Source: CTET Dec 2018 Paper 1, Q31
Q2. Arrange the following steps of cycle of learning and assessment in order : I. Teaching-learning integrated with assessment II. Planning and organization of teaching-learning and assessment III. Developing progress reports IV. Reporting and communicating feedback of children's learning and progress
Explanation: The NIOS 504 learning-assessment cycle has a fixed sequence: (II) Plan and organise teaching-learning and assessment first → (I) Teach-learn integrated with assessment → (III) Develop progress reports → (IV) Report and communicate feedback. Planning comes before teaching; progress reporting comes before communicating to parents. The cycle then repeats with planning for the next round.
Source: CTET Dec 2018 Paper 1, Q34
Q3. In order to identify individual differences of students in the mathematics class, which of the following assessment technique will not be appropriate?
Explanation: Summative assessment measures overall attainment at the end of a learning period — it is NOT appropriate for identifying individual differences during learning because by the time it reveals a gap, teaching has moved on. Formative assessment (ongoing, embedded in lessons), diagnostic assessment (targeted at specific misconceptions), and peer assessment (children observing each other's thinking) are all appropriate for identifying differences while learning is in progress.
Source: CTET Jul 2024 Paper 1, Q31
Q4. How should a teacher handle a heterogeneous group of children in a mathematics classroom?
Explanation: NIOS 504 recommends heterogeneous grouping — grouping children of different abilities together so they can learn from each other. When a stronger student explains her method to a struggling peer, both benefit: the explainer deepens understanding by verbalising; the listener benefits from a peer explanation close to their own thinking level. Same-ability grouping creates fixed ability hierarchies and limits richer mathematical discourse.

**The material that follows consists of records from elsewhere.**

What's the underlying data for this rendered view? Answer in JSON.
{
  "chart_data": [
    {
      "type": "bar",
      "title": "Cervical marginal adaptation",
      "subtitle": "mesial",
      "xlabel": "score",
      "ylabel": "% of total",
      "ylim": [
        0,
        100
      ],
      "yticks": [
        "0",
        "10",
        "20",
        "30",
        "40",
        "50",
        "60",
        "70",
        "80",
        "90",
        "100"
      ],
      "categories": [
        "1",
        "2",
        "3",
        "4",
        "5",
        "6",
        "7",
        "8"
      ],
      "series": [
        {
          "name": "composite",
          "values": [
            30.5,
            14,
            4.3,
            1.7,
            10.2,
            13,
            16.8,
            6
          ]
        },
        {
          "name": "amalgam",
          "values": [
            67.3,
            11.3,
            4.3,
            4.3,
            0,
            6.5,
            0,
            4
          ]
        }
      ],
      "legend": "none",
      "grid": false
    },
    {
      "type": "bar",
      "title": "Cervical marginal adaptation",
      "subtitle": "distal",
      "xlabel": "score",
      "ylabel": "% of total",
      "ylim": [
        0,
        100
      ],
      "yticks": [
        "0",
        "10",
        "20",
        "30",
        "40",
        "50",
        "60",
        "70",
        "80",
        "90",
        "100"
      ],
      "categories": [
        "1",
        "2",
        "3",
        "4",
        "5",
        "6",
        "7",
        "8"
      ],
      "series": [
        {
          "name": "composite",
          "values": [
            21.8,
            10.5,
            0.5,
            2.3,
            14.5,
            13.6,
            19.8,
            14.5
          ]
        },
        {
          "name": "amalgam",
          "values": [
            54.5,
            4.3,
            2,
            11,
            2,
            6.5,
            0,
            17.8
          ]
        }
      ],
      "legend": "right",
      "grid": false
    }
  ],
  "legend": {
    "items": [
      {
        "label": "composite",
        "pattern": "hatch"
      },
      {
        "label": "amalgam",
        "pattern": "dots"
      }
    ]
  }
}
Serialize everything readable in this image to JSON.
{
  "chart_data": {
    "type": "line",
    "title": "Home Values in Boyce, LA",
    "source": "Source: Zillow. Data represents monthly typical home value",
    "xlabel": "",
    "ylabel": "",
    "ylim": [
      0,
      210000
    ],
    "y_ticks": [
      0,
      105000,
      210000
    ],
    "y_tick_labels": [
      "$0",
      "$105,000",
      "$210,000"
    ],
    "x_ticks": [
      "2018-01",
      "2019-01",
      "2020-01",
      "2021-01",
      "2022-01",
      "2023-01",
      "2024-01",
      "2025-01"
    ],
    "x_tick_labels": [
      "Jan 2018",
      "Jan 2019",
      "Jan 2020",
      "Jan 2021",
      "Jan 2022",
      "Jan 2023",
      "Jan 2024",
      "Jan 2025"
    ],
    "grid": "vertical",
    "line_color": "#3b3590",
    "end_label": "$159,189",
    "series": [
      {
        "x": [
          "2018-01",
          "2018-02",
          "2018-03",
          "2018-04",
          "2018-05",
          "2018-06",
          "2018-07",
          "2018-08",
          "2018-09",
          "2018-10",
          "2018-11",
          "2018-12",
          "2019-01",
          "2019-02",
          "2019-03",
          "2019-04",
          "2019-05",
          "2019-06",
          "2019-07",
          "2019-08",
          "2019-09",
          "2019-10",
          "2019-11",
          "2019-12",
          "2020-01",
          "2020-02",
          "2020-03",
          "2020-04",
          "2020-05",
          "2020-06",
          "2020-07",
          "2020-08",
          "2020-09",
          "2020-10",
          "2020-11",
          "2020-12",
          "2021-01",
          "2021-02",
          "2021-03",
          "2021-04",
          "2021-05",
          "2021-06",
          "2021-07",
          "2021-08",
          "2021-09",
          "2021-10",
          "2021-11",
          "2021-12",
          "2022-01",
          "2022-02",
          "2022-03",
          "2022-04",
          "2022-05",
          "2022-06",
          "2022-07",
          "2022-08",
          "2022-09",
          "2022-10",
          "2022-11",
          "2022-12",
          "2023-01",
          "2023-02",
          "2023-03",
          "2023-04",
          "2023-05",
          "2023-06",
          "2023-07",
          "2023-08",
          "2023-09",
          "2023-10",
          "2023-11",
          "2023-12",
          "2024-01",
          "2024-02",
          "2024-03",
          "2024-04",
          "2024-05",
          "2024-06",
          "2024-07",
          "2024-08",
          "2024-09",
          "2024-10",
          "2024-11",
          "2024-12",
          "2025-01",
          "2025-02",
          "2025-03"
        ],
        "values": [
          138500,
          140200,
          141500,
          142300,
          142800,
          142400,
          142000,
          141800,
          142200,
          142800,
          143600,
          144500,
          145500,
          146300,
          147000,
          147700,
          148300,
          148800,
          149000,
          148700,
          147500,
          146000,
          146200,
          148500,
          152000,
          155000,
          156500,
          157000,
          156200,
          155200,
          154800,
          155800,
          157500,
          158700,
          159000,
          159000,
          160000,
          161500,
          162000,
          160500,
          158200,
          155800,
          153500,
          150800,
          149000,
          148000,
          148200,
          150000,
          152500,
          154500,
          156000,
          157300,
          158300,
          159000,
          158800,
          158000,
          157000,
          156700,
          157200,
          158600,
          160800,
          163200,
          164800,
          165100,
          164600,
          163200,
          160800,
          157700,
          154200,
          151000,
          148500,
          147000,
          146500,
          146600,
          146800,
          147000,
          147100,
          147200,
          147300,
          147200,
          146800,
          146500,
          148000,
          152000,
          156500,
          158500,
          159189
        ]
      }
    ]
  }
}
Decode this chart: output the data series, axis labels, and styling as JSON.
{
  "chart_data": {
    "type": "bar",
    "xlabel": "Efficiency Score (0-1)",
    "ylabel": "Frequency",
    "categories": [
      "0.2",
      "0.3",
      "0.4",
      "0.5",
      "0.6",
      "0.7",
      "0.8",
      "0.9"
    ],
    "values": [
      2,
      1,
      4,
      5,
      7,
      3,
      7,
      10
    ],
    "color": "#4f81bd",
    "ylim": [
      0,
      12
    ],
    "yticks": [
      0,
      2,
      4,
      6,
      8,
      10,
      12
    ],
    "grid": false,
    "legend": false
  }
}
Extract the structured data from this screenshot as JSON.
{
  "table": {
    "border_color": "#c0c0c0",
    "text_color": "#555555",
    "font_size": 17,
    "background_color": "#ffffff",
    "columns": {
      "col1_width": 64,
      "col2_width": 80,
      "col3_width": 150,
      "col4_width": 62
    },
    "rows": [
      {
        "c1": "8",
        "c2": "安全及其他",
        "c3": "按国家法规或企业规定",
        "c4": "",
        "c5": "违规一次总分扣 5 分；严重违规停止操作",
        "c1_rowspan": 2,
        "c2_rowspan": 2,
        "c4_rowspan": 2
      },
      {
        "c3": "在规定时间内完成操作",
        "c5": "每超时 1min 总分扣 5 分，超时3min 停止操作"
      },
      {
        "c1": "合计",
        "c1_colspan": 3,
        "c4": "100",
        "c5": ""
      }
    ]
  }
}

Source: CTET Dec 2018 Paper 1, Q38
Q5. A student of class III solved 26 × 5 as 26 × 5 ──── 1030 Revisiting which of the following will best remediate this misconception?
Explanation: The child writes 26 × 5 = 1030 by computing 6 × 5 = 30 (written in full) and 2 × 5 = 10 (written in front), showing she knows her times tables. The error is failure to regroup (carry the tens digit of 30). Remediation must target the concept of regrouping, not revisiting single-digit multiplication or times tables which she has already mastered. Returning to concrete place-value materials to rebuild understanding of regrouping is the correct approach.